We have a rancher deployment with about 160 containers across 20 hosts running v1.1.0, I have noticed our server is getting slower and slower. I have increased the heap reservation of the service to 4GB which did help for a while. I’m currently using an m4.large instance, we are seeing massive cpu contention (around 17 load average).
I was curious if there are any guidelines around what the appropriate server size should be based on deployment size, I understand it’s not an exact science, but any insight would help.
As for the health of my installation, there aren’t really any errors in the logs, I have 2 long running processes, both of which are agent reconnect jobs that timed out a month ago, doesn’t seem like there is an easy way to kill those either.
We are working on some best practice guides along with some sizing recommendations. In the mean time, I’m guessing you are using the embedded MySQL database inside the container. Rancher performance is largely driven by the DB performance.
OK, if the DB is separated out already thats good.
2.4 GB database size isn’t unusual, typically it gets larger because of a process that is hung and keeps logging.
The processes that get stuck in the process view are usually trying to act on a resource that is in an irreconcilable state somewhere. If you can expand the process and see what step it gets to, and the resource, you can click into the API and disable/delete/etc the resource to free it up. It is unfortunately somewhat of a pain.

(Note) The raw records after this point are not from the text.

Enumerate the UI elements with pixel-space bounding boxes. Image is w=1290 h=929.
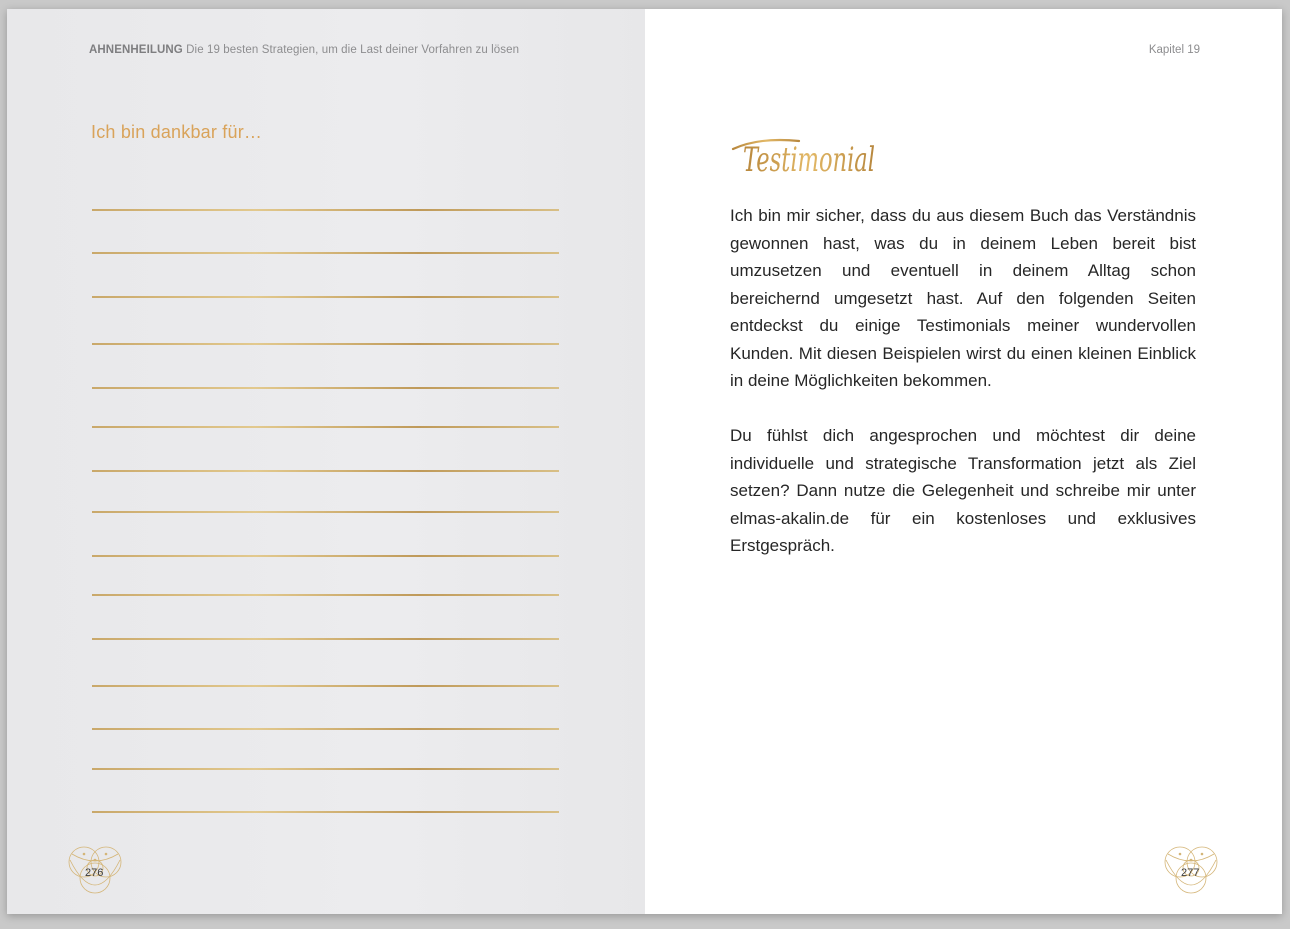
writing-line: [92, 811, 559, 813]
writing-line: [92, 555, 559, 557]
paragraph-1: Ich bin mir sicher, dass du aus diesem Buch das Verständnis gewonnen hast, was du in deinem Leben bereit bist umzusetzen und eventuell in deinem Alltag schon bereichernd umgesetzt hast. Auf den folgenden Seiten entdeckst du einige Testimonials meiner wundervollen Kunden. Mit diesen Beispielen wirst du einen kleinen Einblick in deine Möglichkeiten bekommen.: [730, 206, 1196, 390]
gratitude-prompt-title: Ich bin dankbar für…: [91, 122, 263, 142]
chapter-label: Kapitel 19: [1148, 44, 1200, 56]
paragraph-2: Du fühlst dich angesprochen und möchtest dir deine individuelle und strategische Transformation jetzt als Ziel setzen? Dann nutze die Gelegenheit und schreibe mir unter elmas-akalin.de für ein kostenloses und exklusives Erstgespräch.: [730, 426, 1196, 555]
testimonial-body: [730, 202, 1196, 587]
writing-line: [92, 511, 559, 513]
writing-line: [92, 638, 559, 640]
writing-line: [92, 343, 559, 345]
writing-line: [92, 470, 559, 472]
right-page: [645, 9, 1282, 914]
writing-line: [92, 685, 559, 687]
running-head-brand: AHNENHEILUNG: [89, 44, 183, 56]
writing-line: [92, 768, 559, 770]
writing-line: [92, 252, 559, 254]
page-number-left: 276: [85, 867, 104, 879]
page-number-right: 277: [1181, 867, 1200, 879]
writing-line: [92, 387, 559, 389]
writing-line: [92, 594, 559, 596]
writing-line: [92, 426, 559, 428]
writing-lines: [92, 9, 559, 914]
book-spread: [7, 9, 1282, 914]
writing-line: [92, 209, 559, 211]
testimonial-heading-text: Testimonial: [743, 140, 875, 180]
running-head-subtitle: Die 19 besten Strategien, um die Last deiner Vorfahren zu lösen: [186, 44, 520, 56]
writing-line: [92, 296, 559, 298]
testimonial-heading: [729, 127, 889, 189]
left-page: [7, 9, 645, 914]
writing-line: [92, 728, 559, 730]
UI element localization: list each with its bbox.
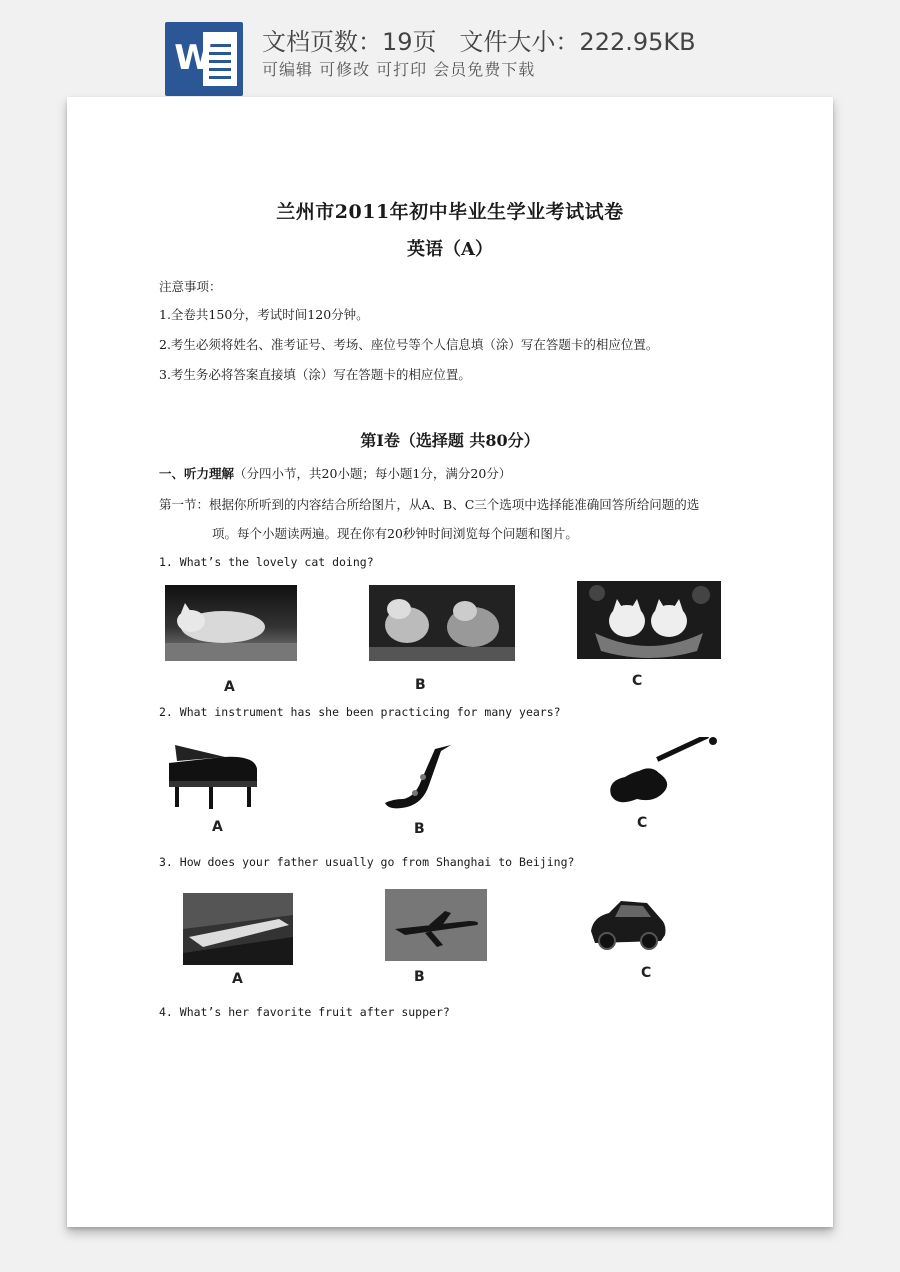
word-document-icon: W [165, 22, 243, 96]
high-speed-train-image [183, 893, 293, 965]
notice-item: 1.全卷共150分，考试时间120分钟。 [159, 307, 369, 322]
option-label: C [641, 965, 652, 981]
document-page [67, 97, 833, 1227]
option-label: B [414, 969, 425, 985]
download-banner [0, 0, 900, 100]
piano-image [163, 737, 263, 813]
notice-item: 3.考生务必将答案直接填（涂）写在答题卡的相应位置。 [159, 367, 471, 382]
option-label: A [232, 971, 243, 987]
question-3: 3. How does your father usually go from Shanghai to Beijing? [159, 855, 575, 869]
notice-heading: 注意事项： [159, 279, 222, 294]
part-heading-detail: （分四小节，共20小题；每小题1分，满分20分） [234, 466, 512, 481]
option-label: A [224, 679, 235, 695]
option-label: C [637, 815, 648, 831]
car-image [587, 897, 669, 955]
instruction-line: 第一节：根据你所听到的内容结合所给图片，从A、B、C三个选项中选择能准确回答所给问题的选 [159, 497, 700, 512]
option-label: A [212, 819, 223, 835]
airplane-image [385, 889, 487, 961]
exam-subtitle: 英语（A） [407, 239, 493, 260]
option-label: B [414, 821, 425, 837]
option-label: C [632, 673, 643, 689]
file-info-subtitle: 可编辑 可修改 可打印 会员免费下载 [262, 60, 536, 79]
violin-image [603, 737, 721, 807]
part-heading-label: 一、听力理解 [159, 466, 235, 481]
question-2: 2. What instrument has she been practicing for many years? [159, 705, 561, 719]
section-title: 第Ⅰ卷（选择题 共80分） [360, 431, 540, 450]
question-4: 4. What’s her favorite fruit after supper? [159, 1005, 450, 1019]
option-label: B [415, 677, 426, 693]
question-1: 1. What’s the lovely cat doing? [159, 555, 374, 569]
instruction-line: 项。每个小题读两遍。现在你有20秒钟时间浏览每个问题和图片。 [212, 526, 578, 541]
notice-item: 2.考生必须将姓名、准考证号、考场、座位号等个人信息填（涂）写在答题卡的相应位置。 [159, 337, 659, 352]
part-heading [159, 464, 511, 482]
cats-playing-image [369, 585, 515, 661]
saxophone-image [379, 741, 461, 815]
kittens-in-basket-image [577, 581, 721, 659]
file-info-title: 文档页数：19页 文件大小：222.95KB [262, 28, 696, 56]
sleeping-cat-image [165, 585, 297, 665]
exam-title: 兰州市2011年初中毕业生学业考试试卷 [276, 201, 624, 223]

Also, since Rancher continues to try and reconcile the resources it does chew up threads and will make it seem like Rancher is slow, though it is trying really hard to be good
So for that one, the agent:id in the first image is a link and should take you to the api and should have the deactivate button. For whatever reason, its expecting it to reconnect. Do you have an environment where theres a host trying to reconnect?
For your current install, I would think 8GB machine would be sufficient, as long as the DB is pretty snappy.

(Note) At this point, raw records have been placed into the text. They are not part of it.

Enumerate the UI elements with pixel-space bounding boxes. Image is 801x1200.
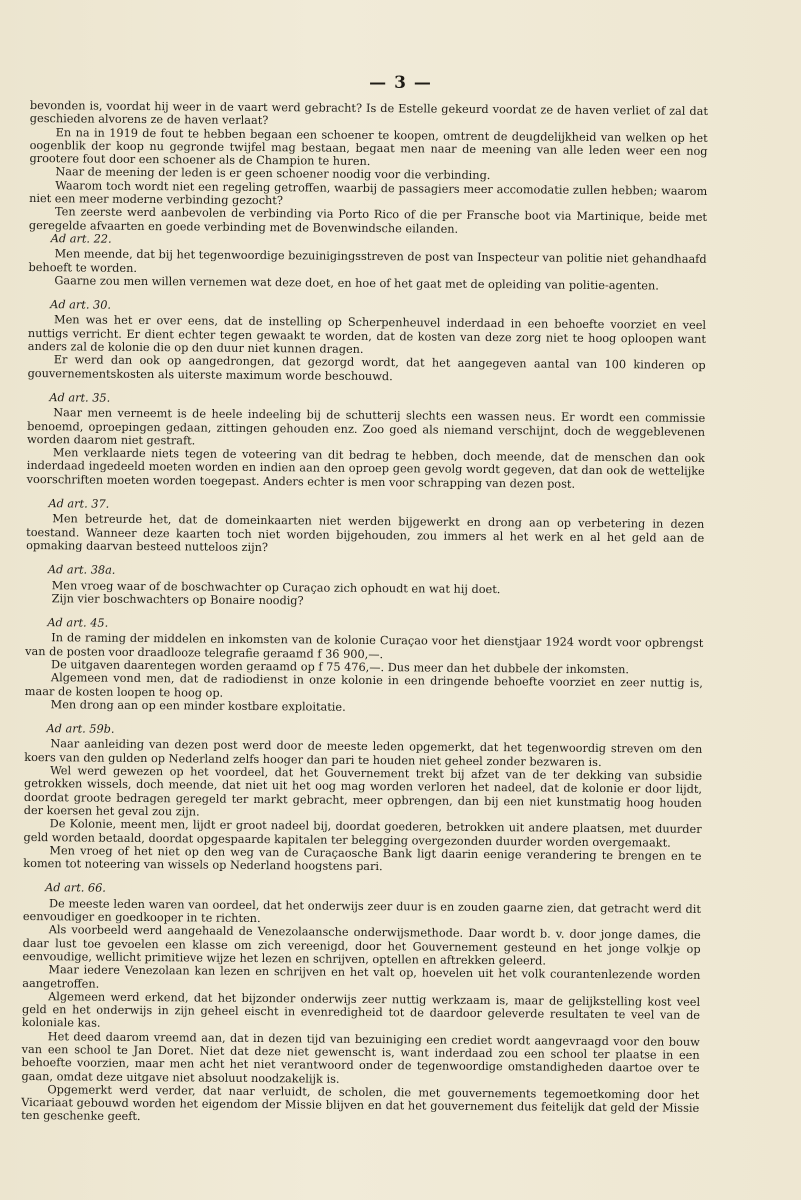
paragraph: Opgemerkt werd verder, dat naar verluidt, de scholen, die met gouvernements tegemoetkoming door het Vicariaat gebouwd worden het eigendom der Missie blijven en dat het gouvernement dus feitelijk dat geld der Missie ten geschenke geeft. xyxy=(21,1083,700,1124)
paragraph: En na in 1919 de fout te hebben begaan een schoener te koopen, omtrent de deugdelijkheid van welken op het oogenblik der koop nu gegronde twijfel mag bestaan, begaat men naar de meening van alle leden weer een nog grootere fout door een schoener als de Champion te huren. xyxy=(29,125,708,169)
article-section xyxy=(26,563,704,611)
article-section xyxy=(26,497,704,558)
paragraph: Waarom toch wordt niet een regeling getroffen, waarbij de passagiers meer accomodatie zullen hebben; waarom niet een meer moderne verbinding gezocht? xyxy=(29,179,708,208)
article-heading: Ad art. 22. xyxy=(50,232,112,246)
paragraph: De meeste leden waren van oordeel, dat het onderwijs zeer duur is en zouden gaarne zien, dat getracht werd dit eenvoudiger en goedkooper in te richten. xyxy=(22,896,702,926)
article-heading: Ad art. 59b. xyxy=(46,722,115,736)
article-section xyxy=(21,881,701,1128)
article-heading: Ad art. 38a. xyxy=(47,563,116,577)
paragraph: Het deed daarom vreemd aan, dat in dezen tijd van bezuiniging een crediet wordt aangevraagd voor den bouw van een school te Jan Doret. Niet dat deze niet gewenscht is, want inderdaad zou een school ter plaatse in een behoefte voorzien, maar men acht het niet verantwoord onder de tegenwoordige omstandigheden daartoe over te gaan, omdat deze uitgave niet absoluut noodzakelijk is. xyxy=(21,1029,700,1086)
paragraph: Zijn vier boschwachters op Bonaire noodig? xyxy=(51,592,304,608)
paragraph: Men verklaarde niets tegen de voteering van dit bedrag te hebben, doch meende, dat de menschen dan ook inderdaad ingedeeld moeten worden en indien aan den oproep geen gevolg wordt gegeven, dat dan ook de wettelijke voorschriften moeten worden toegepast. Anders echter is men voor schrapping van dezen post. xyxy=(26,446,705,491)
paragraph: Men vroeg waar of de boschwachter op Curaçao zich ophoudt en wat hij doet. xyxy=(51,578,501,596)
paragraph: Men drong aan op een minder kostbare exploitatie. xyxy=(50,698,346,714)
paragraph: Er werd dan ook op aangedrongen, dat gezorgd wordt, dat het aangegeven aantal van 100 kinderen op gouvernementskosten als uiterste maximum worde beschouwd. xyxy=(27,353,706,383)
paragraph: Als voorbeeld werd aangehaald de Venezolaansche onderwijsmethode. Daar wordt b. v. door jonge dames, die daar lust toe gevoelen een klasse om zich vereenigd, door het Gouvernement gesteund en het jonge volkje op eenvoudige, wellicht primitieve wijze het lezen en schrijven, optellen en aftrekken geleerd. xyxy=(22,923,701,968)
paragraph: De Kolonie, meent men, lijdt er groot nadeel bij, doordat goederen, betrokken uit andere plaatsen, met duurder geld worden betaald, doordat opgespaarde kapitalen ter belegging overgezonden duurder worden overgemaakt. xyxy=(23,817,702,850)
paragraph: Algemeen vond men, dat de radiodienst in onze kolonie in een dringende behoefte voorziet en zeer nuttig is, maar de kosten loopen te hoog op. xyxy=(24,671,703,700)
article-section xyxy=(27,391,706,492)
article-heading: Ad art. 45. xyxy=(47,616,109,630)
article-heading: Ad art. 66. xyxy=(45,881,106,896)
paragraph: Gaarne zou men willen vernemen wat deze doet, en hoe of het gaat met de opleiding van politie-agenten. xyxy=(54,274,659,293)
document-body xyxy=(21,99,708,1129)
article-section xyxy=(28,298,707,386)
paragraph: Men meende, dat bij het tegenwoordige bezuinigingsstreven de post van Inspecteur van politie niet gehandhaafd behoeft te worden. xyxy=(28,247,707,275)
article-section xyxy=(28,232,706,293)
paragraph: Algemeen werd erkend, dat het bijzonder onderwijs zeer nuttig werkzaam is, maar de gelijkstelling kost veel geld en het onderwijs in zijn geheel eischt in evenredigheid tot de daardoor geleverde resultaten te veel van de koloniale kas. xyxy=(21,990,701,1031)
page-number: — 3 — xyxy=(369,73,432,93)
paragraph: Maar iedere Venezolaan kan lezen en schrijven en het valt op, hoevelen uit het volk courantenlezende worden aangetroffen. xyxy=(22,963,701,991)
article-section xyxy=(25,616,704,717)
intro-block xyxy=(29,99,708,238)
article-heading: Ad art. 30. xyxy=(50,298,112,312)
article-sections xyxy=(21,232,707,1129)
paragraph: bevonden is, voordat hij weer in de vaart werd gebracht? Is de Estelle gekeurd voordat ze de haven verliet of zal dat geschieden alvorens ze de haven verlaat? xyxy=(29,99,708,128)
paragraph: De uitgaven daarentegen worden geraamd op f 75 476,—. Dus meer dan het dubbele der inkomsten. xyxy=(51,658,630,677)
paragraph: Naar men verneemt is de heele indeeling bij de schutterij slechts een wassen neus. Er wordt een commissie benoemd, oproepingen gedaan, zittingen gehouden enz. Zoo goed als niemand verschijnt, doch de weggeblevenen worden daarom niet gestraft. xyxy=(26,406,706,448)
paragraph: Naar aanleiding van dezen post werd door de meeste leden opgemerkt, dat het tegenwoordig streven om den koers van den gulden op Nederland zelfs hooger dan pari te houden niet geheel zonder bezwaren is. xyxy=(24,737,703,769)
paragraph: Naar de meening der leden is er geen schoener noodig voor die verbinding. xyxy=(55,165,491,183)
article-section xyxy=(23,722,702,876)
paragraph: Men vroeg of het niet op den weg van de Curaçaosche Bank ligt daarin eenige verandering te brengen en te komen tot noteering van wissels op Nederland hoogstens pari. xyxy=(23,844,702,874)
article-heading: Ad art. 35. xyxy=(49,391,111,405)
article-heading: Ad art. 37. xyxy=(48,497,110,511)
paragraph: Men betreurde het, dat de domeinkaarten niet werden bijgewerkt en drong aan op verbetering in dezen toestand. Wanneer deze kaarten toch niet worden bijgehouden, zou immers al het werk en al het geld aan de opmaking daarvan besteed nutteloos zijn? xyxy=(26,512,705,554)
paragraph: Men was het er over eens, dat de instelling op Scherpenheuvel inderdaad in een behoefte voorziet en veel nuttigs verricht. Er dient echter tegen gewaakt te worden, dat de kosten van deze zorg niet te hoog oploopen want anders zal de kolonie die op den duur niet kunnen dragen. xyxy=(27,313,707,356)
paragraph: Wel werd gewezen op het voordeel, dat het Gouvernement trekt bij afzet van de ter dekking van subsidie getrokken wissels, doch meende, dat niet uit het oog mag worden verloren het nadeel, dat de kolonie er door lijdt, doordat groote bedragen geregeld ter markt gebracht, meer opbrengen, dan bij een niet kunstmatig hoog houden der koersen het geval zou zijn. xyxy=(23,764,703,819)
paragraph: Ten zeerste werd aanbevolen de verbinding via Porto Rico of die per Fransche boot via Martinique, beide met geregelde afvaarten en goede verbinding met de Bovenwindsche eilanden. xyxy=(28,205,708,236)
paragraph: In de raming der middelen en inkomsten van de kolonie Curaçao voor het dienstjaar 1924 wordt voor opbrengst van de posten voor draadlooze telegrafie geraamd f 36 900,—. xyxy=(25,631,704,661)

However we still experience same performance issues, at times the rancher server is unresponsive… and eventually after many seconds up to a minute it comes back. This makes the UI totally unusable during this time.
We have a 8GB ram and 4 CPUs. The host is large enough for the single node setup I believe. We just see temporarily big spikes in CPUs usage as @Daniel_Jensen describes above.
Our rancher is serving a total of 60-80 hosts spread over 6-8 environments. There are possible hundreds of containers in total. We run all environments in Cattle. Docker engine 1.10.3 on CentOS7.
What is the total amount of hosts and containers cattle can manage? Any scalability tests available?
@cloudnautique Thanks! So I hit the deactivate button and most of the tasks have disappeared, however, a few of them are still stuck in the deactivating state. Is there anything else that can be done to remove them from the worker queue?
Also as soon as 1.2.0 is GA I’ll upgrade to it and see if it makes a difference.